No centro do Salento, ao sul de Lecce, entre Otranto e Gallipoli, a Grecìa Salentina (com acento no “i”) é um territorico histórico que preserva as tradições de origem grega e, principalmente, o dialeto neo-grego conhecido como Griko, uma língua muito parecida com o grego antigo que mistura palavras neo-gregas e influências neo-latinas,

A ilha linguística tem origens ligadas à dominação bizantina que tinha como base a cultura grega e a religião ortodoxa. A partir do século XI com o domínio da igreja católica a língua grega foi desaparecendo. No entanto, nos últimos anos houve uma redescoberta da tradição salentina e do Griko.

A Grecìa Salentina foi reconhecida pela Comunidade Européia como uma minoria étnica e linguística. Atualmente compreende doze cidades. Nove delas falam o Griko, embora só por uma minoria (na maioria idosos).

 

O que ver na Grecìa Salentina

Sternatia é a cidade que mantém mais viva a tradição linguística do Griko. Calimera que significa “bom dia” em grego, conserva ainda ritos ligados à Grécia, por exemplo, a Pietra della Fertilità, na Chiesa di San Vito.

Martignano, a menor cidade da Grecia Salentina, conserva um moinho subterrâneo no Palazzo Palmieri, no centro histórico. Enquanto, Martano, a maior e a mais populosa cidade da Grecìa Salentina, conserva o Palazzo Baronale como Castello Aragonese.

O Festival della Notte della Taranta é o evento mais importante do verão salentino. O Festival começa na cidade de Corigliano d’Otranto, onde o Castello de’ Monti foi considerado “O mais belo monumento militar do século XVI da Terra de Otranto”, e termina na Piazzale Ex Convento degli Agostiniani, em Melpignano.
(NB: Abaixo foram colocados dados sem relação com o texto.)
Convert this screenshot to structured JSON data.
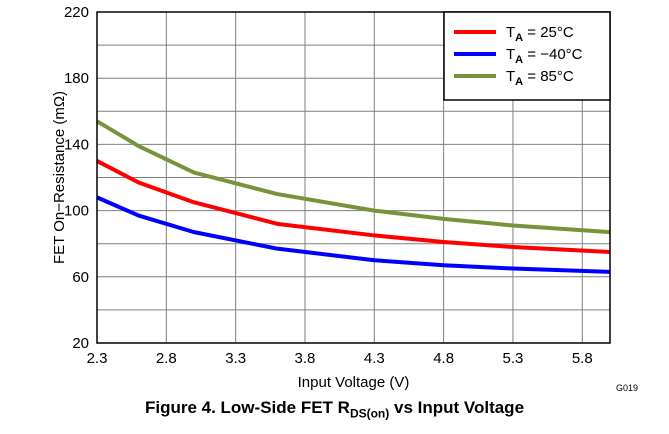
{
  "chart_data": {
    "type": "line",
    "xlabel": "Input Voltage (V)",
    "ylabel": "FET On−Resistance (mΩ)",
    "xlim": [
      2.3,
      6.0
    ],
    "ylim": [
      20,
      220
    ],
    "xticks": [
      "2.3",
      "2.8",
      "3.3",
      "3.8",
      "4.3",
      "4.8",
      "5.3",
      "5.8"
    ],
    "yticks": [
      "20",
      "60",
      "100",
      "140",
      "180",
      "220"
    ],
    "legend_position": "top-right",
    "grid": true,
    "series": [
      {
        "name": "25°C",
        "color": "#ff0000",
        "x": [
          2.3,
          2.6,
          3.0,
          3.6,
          4.3,
          4.8,
          5.3,
          6.0
        ],
        "y": [
          130,
          117,
          105,
          92,
          85,
          81,
          78,
          75
        ]
      },
      {
        "name": "−40°C",
        "color": "#0000ff",
        "x": [
          2.3,
          2.6,
          3.0,
          3.6,
          4.3,
          4.8,
          5.3,
          6.0
        ],
        "y": [
          108,
          97,
          87,
          77,
          70,
          67,
          65,
          63
        ]
      },
      {
        "name": "85°C",
        "color": "#77933c",
        "x": [
          2.3,
          2.6,
          3.0,
          3.6,
          4.3,
          4.8,
          5.3,
          6.0
        ],
        "y": [
          154,
          139,
          123,
          110,
          100,
          95,
          91,
          87
        ]
      }
    ]
  },
  "legend_prefix": "T",
  "legend_sub": "A",
  "legend_sep": " = ",
  "figure_code": "G019",
  "caption": {
    "prefix": "Figure 4. Low-Side FET R",
    "sub": "DS(on)",
    "suffix": " vs Input Voltage"
  }
}
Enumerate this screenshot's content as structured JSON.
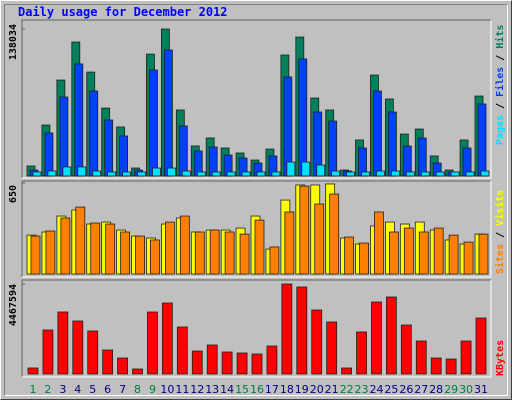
{
  "title": "Daily usage for December 2012",
  "legend_separator": " / ",
  "chart_data": [
    {
      "type": "bar",
      "series": [
        {
          "name": "Hits",
          "color": "#00805c",
          "values": [
            9400,
            47900,
            90100,
            125800,
            97600,
            63800,
            46000,
            7500,
            114500,
            138034,
            62000,
            28200,
            35700,
            26300,
            21600,
            15000,
            25300,
            113600,
            130500,
            73200,
            62000,
            5600,
            33800,
            94800,
            72300,
            39400,
            44100,
            18800,
            5600,
            33800,
            75100
          ]
        },
        {
          "name": "Files",
          "color": "#0040ff",
          "values": [
            5600,
            40400,
            74200,
            105200,
            79800,
            52600,
            37600,
            5600,
            99500,
            118300,
            47000,
            23500,
            27200,
            19700,
            16900,
            12200,
            18800,
            93000,
            109900,
            60100,
            51600,
            4700,
            26300,
            79800,
            60100,
            28200,
            35700,
            12200,
            3800,
            26300,
            67600
          ]
        },
        {
          "name": "Pages",
          "color": "#00e0ff",
          "values": [
            3800,
            4700,
            8500,
            8500,
            4700,
            3800,
            3800,
            3800,
            7500,
            7500,
            4700,
            3800,
            3800,
            3800,
            3800,
            3800,
            3800,
            13100,
            13100,
            10300,
            4700,
            3800,
            3800,
            4700,
            4700,
            3800,
            3800,
            3800,
            3800,
            3800,
            4700
          ]
        }
      ],
      "ylim": [
        0,
        138034
      ],
      "yticks": [
        138034
      ]
    },
    {
      "type": "bar",
      "series": [
        {
          "name": "Visits",
          "color": "#ffff00",
          "values": [
            278,
            300,
            414,
            457,
            357,
            371,
            314,
            271,
            257,
            357,
            400,
            300,
            314,
            314,
            328,
            414,
            178,
            528,
            636,
            636,
            643,
            257,
            214,
            343,
            371,
            357,
            371,
            314,
            243,
            214,
            285
          ]
        },
        {
          "name": "Sites",
          "color": "#ff8000",
          "values": [
            271,
            307,
            400,
            478,
            364,
            357,
            300,
            271,
            243,
            371,
            414,
            300,
            314,
            300,
            285,
            385,
            193,
            443,
            628,
            500,
            571,
            264,
            221,
            443,
            300,
            328,
            300,
            328,
            278,
            228,
            285
          ]
        }
      ],
      "ylim": [
        0,
        650
      ],
      "yticks": [
        650
      ]
    },
    {
      "type": "bar",
      "series": [
        {
          "name": "KBytes",
          "color": "#ff0000",
          "values": [
            297900,
            2184000,
            3077700,
            2630900,
            2134500,
            1191400,
            794200,
            248200,
            3077700,
            3524400,
            2333100,
            1141700,
            1439600,
            1092100,
            1042400,
            992800,
            1389900,
            4467594,
            4318700,
            3177000,
            2581300,
            297900,
            2084900,
            3574100,
            3822300,
            2432400,
            1638100,
            794200,
            744600,
            1638100,
            2779800
          ]
        }
      ],
      "ylim": [
        0,
        4467594
      ],
      "yticks": [
        4467594
      ],
      "categories": [
        "1",
        "2",
        "3",
        "4",
        "5",
        "6",
        "7",
        "8",
        "9",
        "10",
        "11",
        "12",
        "13",
        "14",
        "15",
        "16",
        "17",
        "18",
        "19",
        "20",
        "21",
        "22",
        "23",
        "24",
        "25",
        "26",
        "27",
        "28",
        "29",
        "30",
        "31"
      ],
      "category_colors": [
        "#008040",
        "#008040",
        "#000080",
        "#000080",
        "#000080",
        "#000080",
        "#000080",
        "#008040",
        "#008040",
        "#000080",
        "#000080",
        "#000080",
        "#000080",
        "#000080",
        "#008040",
        "#008040",
        "#000080",
        "#000080",
        "#000080",
        "#000080",
        "#000080",
        "#008040",
        "#008040",
        "#000080",
        "#000080",
        "#000080",
        "#000080",
        "#000080",
        "#008040",
        "#008040",
        "#000080"
      ]
    }
  ]
}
Não perca o Parco delle Pozzelle, em Castrignano de’ Greci, os afrescos da pequena Chiesa Bizantina di Santo Stefano, em Soleto, e o Menhir della Stazione di Zollino, um monolito neolítico que marca uma encruzilhada de estradas que chegam em todas as cidades vizinhas.

Embora não falem o Griko, Carpignano Salentino, onde a “Festa te lu Mieru” (Festa do Vinho) é a mãe de todos as festas locais, e Cutrofiano, a cidade da cerâmica, e Sogliano Cavour foram integradas por razões econômicas e geográficas.